Dr. Harlan Pollock, a Dallas plastic surgeon, said he had used Mentor's products for years and had "always found this company to be very upfront and ethical. I've been very pleased."

Currently, only saline implants may be used for purely cosmetic breast augmentation.

After some patients and researchers contended that silicone implants were prone to leakage and caused disease, the FDA decreed in 1992 that the products would be available only for breast reconstruction – following cancer surgery or to fix a congenital deformity or a prior implant problem.

Results of study

While some studies have continued to raise questions about the safety of silicone gel, others – notably, one published by the Institute of Medicine two years ago – have found no link between the substance and cancer or other serious illnesses. Mentor officials say they will ask the FDA, possibly next fall, to allow silicone implants to be sold again for breast augmentation, a larger market than reconstruction.

Mr. Levine, of Mentor, said the company's implants are "unequivocally" safe. But Ms. Hoffman and Mr. Templer, who began sharing information in 1998, said problems at the plant went beyond the paperwork issues that company officials described.

According to a memorandum written by Mr. Templer in December 1999, for example, one former Mentor employee said in an affidavit that she and her supervisor had been fired "after they prepared a series of reports regarding very high field failure rates in Siltex breast implants." She also alleged that Mentor destroyed records that reflected negatively on its products.
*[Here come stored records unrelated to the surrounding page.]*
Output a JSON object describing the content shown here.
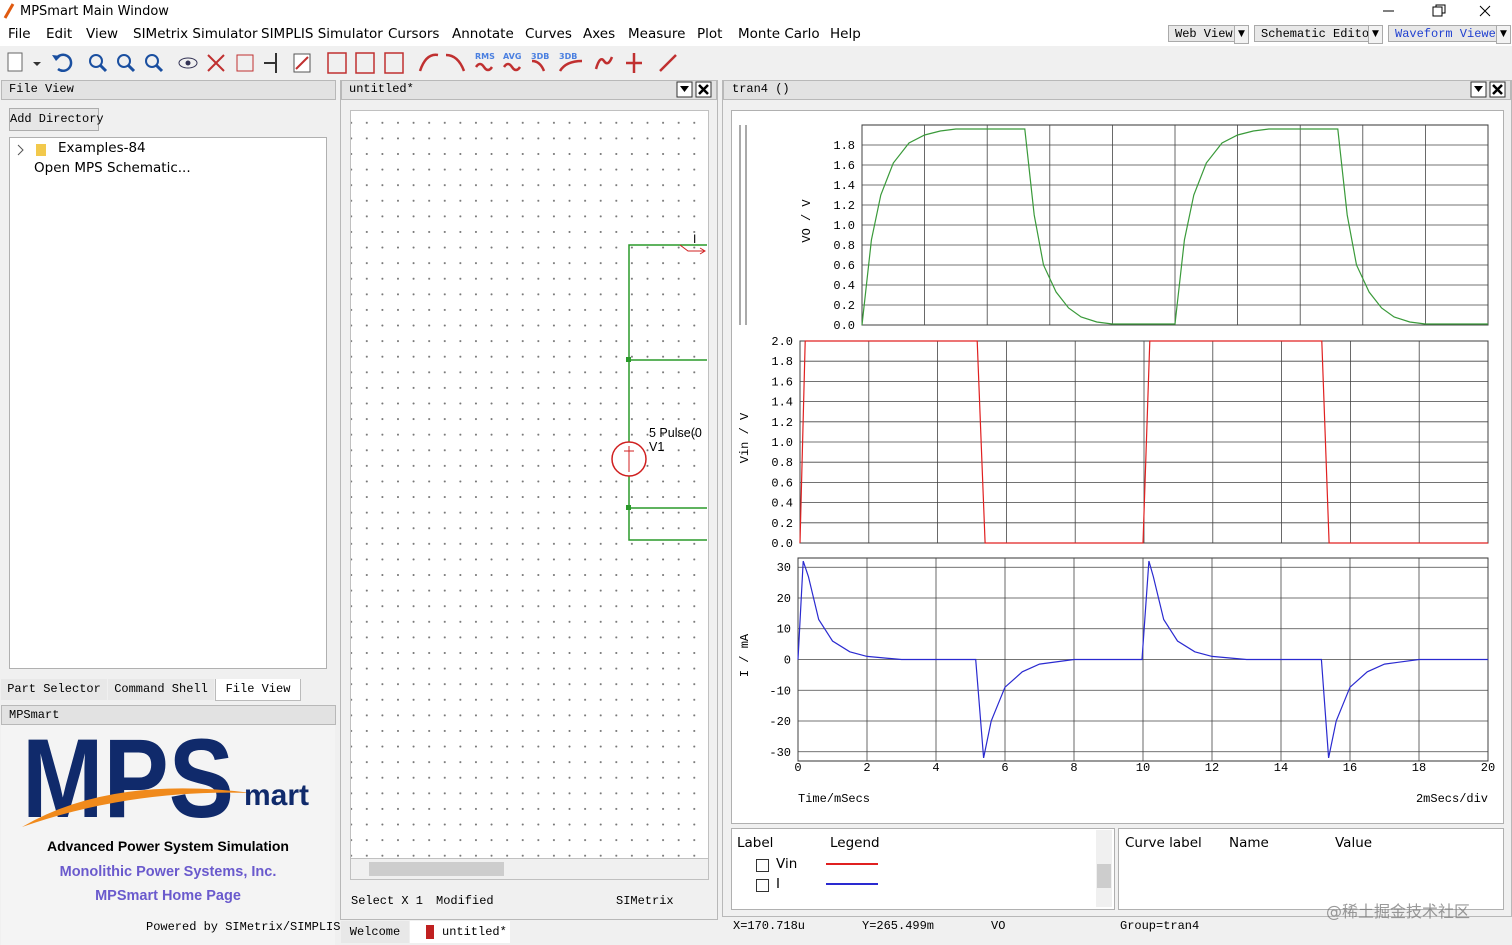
{
  "window": {
    "title": "MPSmart Main Window"
  },
  "menu": [
    "File",
    "Edit",
    "View",
    "SIMetrix Simulator",
    "SIMPLIS Simulator",
    "Cursors",
    "Annotate",
    "Curves",
    "Axes",
    "Measure",
    "Plot",
    "Monte Carlo",
    "Help"
  ],
  "view_tabs": [
    "Web View",
    "Schematic Editor",
    "Waveform Viewer"
  ],
  "toolbar_labels": [
    "RMS",
    "AVG",
    "3DB",
    "3DB"
  ],
  "file_view": {
    "title": "File View",
    "button": "Add Directory",
    "tree": [
      "Examples-84",
      "Open MPS Schematic..."
    ]
  },
  "left_tabs": [
    "Part Selector",
    "Command Shell",
    "File View"
  ],
  "mpsmart": {
    "title": "MPSmart",
    "logo_main": "MPS",
    "logo_sub": "mart",
    "tagline": "Advanced Power System Simulation",
    "company": "Monolithic Power Systems, Inc.",
    "home": "MPSmart Home Page",
    "powered": "Powered by SIMetrix/SIMPLIS"
  },
  "schematic": {
    "title": "untitled*",
    "labels": [
      "I",
      "5 Pulse(0",
      "V1"
    ],
    "status": [
      "Select X 1",
      "Modified",
      "SIMetrix"
    ],
    "tabs": [
      "Welcome",
      "untitled*"
    ]
  },
  "waveform": {
    "title": "tran4  ()",
    "x_label": "Time/mSecs",
    "x_scale": "2mSecs/div",
    "xlim": [
      0,
      20
    ],
    "xticks": [
      0,
      2,
      4,
      6,
      8,
      10,
      12,
      14,
      16,
      18,
      20
    ],
    "grid": true,
    "plots": [
      {
        "ylabel": "VO / V",
        "color": "#3a9a3a",
        "ylim": [
          0,
          2
        ],
        "yticks": [
          {
            "value": 0,
            "label": "0.0"
          },
          0.2,
          0.4,
          0.6,
          0.8,
          {
            "value": 1,
            "label": "1.0"
          },
          1.2,
          1.4,
          1.6,
          1.8
        ],
        "x": [
          0,
          0.3,
          0.6,
          1,
          1.5,
          2,
          2.5,
          3,
          5.2,
          5.5,
          5.8,
          6.2,
          6.6,
          7,
          7.5,
          8,
          10,
          10.3,
          10.6,
          11,
          11.5,
          12,
          12.5,
          13,
          15.2,
          15.5,
          15.8,
          16.2,
          16.6,
          17,
          17.5,
          18,
          20
        ],
        "values": [
          0,
          0.85,
          1.3,
          1.62,
          1.82,
          1.9,
          1.94,
          1.96,
          1.96,
          1.1,
          0.6,
          0.33,
          0.17,
          0.08,
          0.03,
          0.01,
          0.01,
          0.85,
          1.3,
          1.62,
          1.82,
          1.9,
          1.94,
          1.96,
          1.96,
          1.1,
          0.6,
          0.33,
          0.17,
          0.08,
          0.03,
          0.01,
          0.01
        ]
      },
      {
        "ylabel": "Vin / V",
        "color": "#e02020",
        "ylim": [
          0,
          2
        ],
        "yticks": [
          {
            "value": 0,
            "label": "0.0"
          },
          0.2,
          0.4,
          0.6,
          0.8,
          {
            "value": 1,
            "label": "1.0"
          },
          1.2,
          1.4,
          1.6,
          1.8,
          {
            "value": 2,
            "label": "2.0"
          }
        ],
        "x": [
          0,
          0.15,
          5.15,
          5.38,
          9.97,
          10.17,
          15.17,
          15.38,
          20
        ],
        "values": [
          0,
          2,
          2,
          0,
          0,
          2,
          2,
          0,
          0
        ]
      },
      {
        "ylabel": "I / mA",
        "color": "#2a2ad0",
        "ylim": [
          -33,
          33
        ],
        "yticks": [
          -30,
          -20,
          -10,
          0,
          10,
          20,
          30
        ],
        "x": [
          0,
          0.15,
          0.3,
          0.6,
          1,
          1.5,
          2,
          3,
          5.15,
          5.38,
          5.6,
          6,
          6.5,
          7,
          8,
          9.97,
          10.17,
          10.3,
          10.6,
          11,
          11.5,
          12,
          13,
          15.17,
          15.38,
          15.6,
          16,
          16.5,
          17,
          18,
          20
        ],
        "values": [
          0,
          32,
          27,
          13,
          6,
          2.5,
          1,
          0,
          0,
          -32,
          -20,
          -9,
          -4,
          -1.5,
          0,
          0,
          32,
          27,
          13,
          6,
          2.5,
          1,
          0,
          0,
          -32,
          -20,
          -9,
          -4,
          -1.5,
          0,
          0
        ]
      }
    ],
    "legend": {
      "headers": [
        "Label",
        "Legend"
      ],
      "entries": [
        {
          "name": "Vin",
          "color": "#e02020"
        },
        {
          "name": "I",
          "color": "#2a2ad0"
        }
      ]
    },
    "cursor_table": {
      "headers": [
        "Curve label",
        "Name",
        "Value"
      ]
    },
    "status": [
      "X=170.718u",
      "Y=265.499m",
      "VO",
      "Group=tran4"
    ]
  },
  "watermark": "@稀土掘金技术社区"
}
Mentor sued the woman for defamation after she made the allegations in an unpublished letter to Forbes magazine in 1997. In the suit, which was dismissed under confidential terms, the company denied the charges and said the woman had been fired for "deficient job performance" and violating company policies. Neither Mentor nor the woman would comment.

Mr. Templer and Ms. Hoffman were instrumental in getting the FDA to open a criminal inquiry of Mentor in the summer of 1998. But by the end of 1999, Mr. Templer had become suspicious and disheartened. He soon resigned.

Dr. Suzanne Parisian, former chief medical officer in the FDA's Center for Devices and Radiological Health, said the agency had been reluctant to take harsh actions against breast-implant manufacturers.

"A whole culture has grown up dependent on these devices," said Dr. Parisian, now a consultant in Front Royal, Va. "The FDA is caught between a rock and a hard place."